HUTAN ADAT
Manfaatkan Momentum Penetapan
JAKARTA, KOMPAS — Penetapan 13.122 hektar hutan adat di pengujung tahun 2016 diharapkan menjadi momentum mereplikasi ruang kelola serupa. Capaian awal itu jauh dari luas hutan adat sekitar delapan juta hektar, seperti dipetakan Aliansi Masyarakat Adat Nusantara.
Pemerintah pusat didesak aktif mendorong pemerintah daerah mendata dan memverifikasi masyarakat hukum adat beserta ruang kelolanya. Pengakuan formal dari pemerintah daerah diperlukan sebagai dasar bagi pusat mengeluarkan hutan adat dari hutan negara.
“Pengakuan dari Istana kemarin itu pembuka bottle neck. Kemarin juga jadi momen yang memberi energi atau semangat besar bahwa pengakuan hutan adat itu bisa dilakukan,” kata Abdon Nababan, Sekjen Aliansi Masyarakat Adat Nusantara (AMAN), Selasa (3/1), di Jakarta.
Diberitakan, 30 Desember 2016, Presiden Joko Widodo di Istana Negara, Jakarta, menyerahkan sembilan wilayah hutan adat (Kompas, 31/12/2016). Pengelolaan hutan dikembalikan kepada masyarakat adat.
Abdon mengatakan, pengakuan total 13.122 ha hutan adat oleh Presiden baru sebagian kecil dari total 8,23 juta ha hutan adat yang dipetakan AMAN. Ia berharap langkah pengakuan itu diteruskan juga pada masyarakat adat lain di seluruh Indonesia.
Mahkamah konstitusi
Pengakuan itu kian didesakkan setelah Putusan Mahkamah Konstitusi Nomor 35 Tahun 2012 yang mengeluarkan hutan adat dari hutan negara atas UU No 41/1999 tentang Kehutanan. Majelis Hakim MK pun memutuskan Pasal 67 UU Kehutanan tetap dipakai selama belum terbit perundangan terkait pengakuan masyarakat hukum adat.

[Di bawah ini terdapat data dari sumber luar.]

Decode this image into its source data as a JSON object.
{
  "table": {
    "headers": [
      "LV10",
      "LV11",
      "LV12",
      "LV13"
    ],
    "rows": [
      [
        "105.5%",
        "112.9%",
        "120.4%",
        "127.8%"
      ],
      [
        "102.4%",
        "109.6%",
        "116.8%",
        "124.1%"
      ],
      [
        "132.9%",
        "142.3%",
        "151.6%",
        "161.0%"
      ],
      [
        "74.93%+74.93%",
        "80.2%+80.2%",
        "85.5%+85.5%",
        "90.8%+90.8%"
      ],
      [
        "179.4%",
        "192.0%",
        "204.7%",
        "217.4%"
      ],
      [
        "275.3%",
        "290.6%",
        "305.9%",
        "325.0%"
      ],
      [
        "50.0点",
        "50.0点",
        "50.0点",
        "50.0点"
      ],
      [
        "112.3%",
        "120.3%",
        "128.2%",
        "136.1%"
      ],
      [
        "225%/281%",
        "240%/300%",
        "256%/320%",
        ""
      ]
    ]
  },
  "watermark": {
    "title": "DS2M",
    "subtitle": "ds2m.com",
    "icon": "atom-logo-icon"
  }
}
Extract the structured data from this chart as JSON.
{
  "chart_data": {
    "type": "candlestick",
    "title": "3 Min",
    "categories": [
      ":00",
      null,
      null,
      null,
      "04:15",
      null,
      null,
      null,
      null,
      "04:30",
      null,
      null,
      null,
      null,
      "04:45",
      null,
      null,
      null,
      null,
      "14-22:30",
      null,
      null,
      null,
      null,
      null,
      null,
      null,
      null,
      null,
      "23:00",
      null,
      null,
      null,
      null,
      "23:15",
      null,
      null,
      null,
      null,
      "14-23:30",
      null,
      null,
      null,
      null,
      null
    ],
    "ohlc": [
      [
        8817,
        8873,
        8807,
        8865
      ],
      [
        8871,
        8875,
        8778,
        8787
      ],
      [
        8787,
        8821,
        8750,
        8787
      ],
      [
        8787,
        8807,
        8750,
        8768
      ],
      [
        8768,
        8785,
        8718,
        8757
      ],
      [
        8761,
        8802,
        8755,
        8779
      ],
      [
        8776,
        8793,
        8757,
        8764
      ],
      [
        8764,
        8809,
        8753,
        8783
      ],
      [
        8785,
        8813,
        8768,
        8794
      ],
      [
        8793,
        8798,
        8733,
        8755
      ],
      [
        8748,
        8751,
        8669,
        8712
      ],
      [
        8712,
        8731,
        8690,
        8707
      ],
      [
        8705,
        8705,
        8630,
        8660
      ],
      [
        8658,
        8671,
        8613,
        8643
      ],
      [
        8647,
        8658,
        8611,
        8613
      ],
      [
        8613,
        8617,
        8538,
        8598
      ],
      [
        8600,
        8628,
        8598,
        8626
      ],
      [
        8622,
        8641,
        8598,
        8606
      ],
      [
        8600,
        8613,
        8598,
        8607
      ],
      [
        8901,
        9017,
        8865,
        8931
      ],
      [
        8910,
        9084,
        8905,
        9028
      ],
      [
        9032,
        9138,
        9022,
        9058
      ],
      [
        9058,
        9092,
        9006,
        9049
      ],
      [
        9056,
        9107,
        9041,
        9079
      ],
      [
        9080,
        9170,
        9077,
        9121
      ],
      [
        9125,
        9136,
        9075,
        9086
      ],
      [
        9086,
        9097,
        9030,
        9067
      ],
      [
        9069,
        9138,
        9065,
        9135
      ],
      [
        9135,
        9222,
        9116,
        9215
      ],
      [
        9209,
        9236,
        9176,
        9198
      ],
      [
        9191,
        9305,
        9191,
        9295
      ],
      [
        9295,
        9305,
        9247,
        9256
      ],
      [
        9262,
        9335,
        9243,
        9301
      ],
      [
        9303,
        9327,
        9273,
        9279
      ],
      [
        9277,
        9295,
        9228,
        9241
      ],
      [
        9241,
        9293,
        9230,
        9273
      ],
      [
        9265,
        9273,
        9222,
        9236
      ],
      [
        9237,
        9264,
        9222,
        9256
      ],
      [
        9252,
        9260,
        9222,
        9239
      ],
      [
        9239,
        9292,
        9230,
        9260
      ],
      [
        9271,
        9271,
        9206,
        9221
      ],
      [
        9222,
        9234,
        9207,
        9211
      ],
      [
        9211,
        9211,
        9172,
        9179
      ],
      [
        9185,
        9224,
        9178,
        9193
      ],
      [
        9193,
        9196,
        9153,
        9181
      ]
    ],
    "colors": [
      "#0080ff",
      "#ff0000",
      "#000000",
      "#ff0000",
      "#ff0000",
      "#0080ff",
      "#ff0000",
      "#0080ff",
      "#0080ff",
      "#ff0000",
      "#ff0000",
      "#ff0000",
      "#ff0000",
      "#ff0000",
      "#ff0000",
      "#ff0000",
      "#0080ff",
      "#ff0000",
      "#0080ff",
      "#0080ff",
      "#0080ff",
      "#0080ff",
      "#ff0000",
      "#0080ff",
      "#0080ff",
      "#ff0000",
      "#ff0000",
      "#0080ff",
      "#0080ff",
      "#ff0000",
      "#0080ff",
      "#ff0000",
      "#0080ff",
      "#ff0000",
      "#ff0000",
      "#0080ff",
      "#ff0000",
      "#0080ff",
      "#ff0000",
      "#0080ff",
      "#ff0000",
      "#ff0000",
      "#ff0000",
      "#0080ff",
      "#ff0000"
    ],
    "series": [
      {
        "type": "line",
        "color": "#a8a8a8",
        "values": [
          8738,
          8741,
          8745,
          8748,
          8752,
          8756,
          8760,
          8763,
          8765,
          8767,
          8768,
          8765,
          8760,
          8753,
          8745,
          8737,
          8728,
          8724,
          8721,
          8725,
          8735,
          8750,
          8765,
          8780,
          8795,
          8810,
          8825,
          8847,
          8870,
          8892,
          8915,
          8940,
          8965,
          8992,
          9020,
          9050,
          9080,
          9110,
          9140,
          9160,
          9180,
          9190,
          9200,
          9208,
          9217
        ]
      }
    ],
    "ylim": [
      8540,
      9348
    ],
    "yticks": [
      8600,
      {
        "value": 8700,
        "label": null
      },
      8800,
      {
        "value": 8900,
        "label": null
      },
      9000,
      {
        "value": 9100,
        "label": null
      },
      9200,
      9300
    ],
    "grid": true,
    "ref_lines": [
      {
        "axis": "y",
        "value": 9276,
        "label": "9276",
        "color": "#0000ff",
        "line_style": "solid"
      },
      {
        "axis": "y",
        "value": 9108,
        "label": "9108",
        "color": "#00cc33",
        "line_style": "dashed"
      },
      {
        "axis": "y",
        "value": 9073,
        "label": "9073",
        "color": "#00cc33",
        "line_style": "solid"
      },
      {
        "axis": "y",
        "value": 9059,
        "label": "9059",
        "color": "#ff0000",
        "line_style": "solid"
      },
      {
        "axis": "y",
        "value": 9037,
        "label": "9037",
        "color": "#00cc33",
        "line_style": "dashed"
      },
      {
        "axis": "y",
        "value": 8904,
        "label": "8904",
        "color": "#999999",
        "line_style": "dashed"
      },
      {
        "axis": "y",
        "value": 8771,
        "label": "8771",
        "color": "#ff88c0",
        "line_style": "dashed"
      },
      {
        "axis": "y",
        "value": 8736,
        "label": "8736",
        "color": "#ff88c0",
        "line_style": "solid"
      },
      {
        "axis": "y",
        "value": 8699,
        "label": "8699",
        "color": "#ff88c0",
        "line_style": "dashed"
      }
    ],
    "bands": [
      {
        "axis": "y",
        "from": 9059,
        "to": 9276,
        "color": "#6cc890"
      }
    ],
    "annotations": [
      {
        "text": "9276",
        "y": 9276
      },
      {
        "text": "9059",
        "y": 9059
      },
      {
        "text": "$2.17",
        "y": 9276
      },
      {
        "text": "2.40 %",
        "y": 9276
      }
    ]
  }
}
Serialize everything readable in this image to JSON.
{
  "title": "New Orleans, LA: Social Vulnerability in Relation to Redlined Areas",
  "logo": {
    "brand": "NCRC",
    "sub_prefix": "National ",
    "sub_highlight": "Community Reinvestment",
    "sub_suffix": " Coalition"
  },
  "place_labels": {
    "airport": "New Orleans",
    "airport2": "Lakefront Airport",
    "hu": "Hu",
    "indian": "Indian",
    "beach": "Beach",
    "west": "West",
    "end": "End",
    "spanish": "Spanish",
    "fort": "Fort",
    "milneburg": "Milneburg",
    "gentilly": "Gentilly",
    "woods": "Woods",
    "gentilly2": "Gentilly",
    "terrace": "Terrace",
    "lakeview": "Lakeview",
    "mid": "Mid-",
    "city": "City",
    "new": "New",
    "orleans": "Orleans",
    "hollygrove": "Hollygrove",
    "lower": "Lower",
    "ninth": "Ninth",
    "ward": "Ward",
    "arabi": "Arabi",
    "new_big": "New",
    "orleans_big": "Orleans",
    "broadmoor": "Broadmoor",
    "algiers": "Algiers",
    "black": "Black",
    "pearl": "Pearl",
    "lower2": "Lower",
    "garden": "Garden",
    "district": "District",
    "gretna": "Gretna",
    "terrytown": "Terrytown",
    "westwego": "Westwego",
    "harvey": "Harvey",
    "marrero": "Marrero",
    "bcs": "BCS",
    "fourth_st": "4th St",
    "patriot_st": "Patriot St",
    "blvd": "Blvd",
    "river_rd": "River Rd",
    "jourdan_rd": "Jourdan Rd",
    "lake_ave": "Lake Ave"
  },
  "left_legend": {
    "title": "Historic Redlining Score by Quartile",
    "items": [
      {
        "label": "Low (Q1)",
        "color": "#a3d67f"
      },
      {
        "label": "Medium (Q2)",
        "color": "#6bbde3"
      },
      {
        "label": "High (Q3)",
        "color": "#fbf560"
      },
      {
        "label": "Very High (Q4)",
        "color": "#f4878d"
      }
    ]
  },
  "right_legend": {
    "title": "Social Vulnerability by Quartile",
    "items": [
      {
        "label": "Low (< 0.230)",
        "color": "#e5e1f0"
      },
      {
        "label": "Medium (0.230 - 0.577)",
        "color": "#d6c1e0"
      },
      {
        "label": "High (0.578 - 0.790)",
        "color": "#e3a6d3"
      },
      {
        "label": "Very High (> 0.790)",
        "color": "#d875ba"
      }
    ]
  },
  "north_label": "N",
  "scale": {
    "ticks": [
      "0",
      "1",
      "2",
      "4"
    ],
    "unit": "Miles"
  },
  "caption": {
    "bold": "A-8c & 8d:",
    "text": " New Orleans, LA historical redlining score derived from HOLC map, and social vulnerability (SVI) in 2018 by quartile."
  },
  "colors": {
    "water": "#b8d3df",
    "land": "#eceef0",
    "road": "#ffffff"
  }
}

Pada Pasal 67 UU Kehutanan, pengakuan hutan adat bisa dilakukan pada masyarakat adat yang diakui dalam peraturan daerah. Itu yang jadi konsideran Menteri Lingkungan Hidup dan Kehutanan mengeluarkan hutan adat dari kawasan hutan negara.
Selain pasal 67, kata Abdon, ada tiga jalur lain: Peraturan Menteri Dalam Negeri No 52/ 2014 (Pedoman Pengakuan dan Perlindungan Masyarakat Hukum Adat), Peraturan Menteri Agraria dan Tata Ruang (ATR) No 10/2016 (Tata Cara Penetapan Hak Komunal), dan UU Desa.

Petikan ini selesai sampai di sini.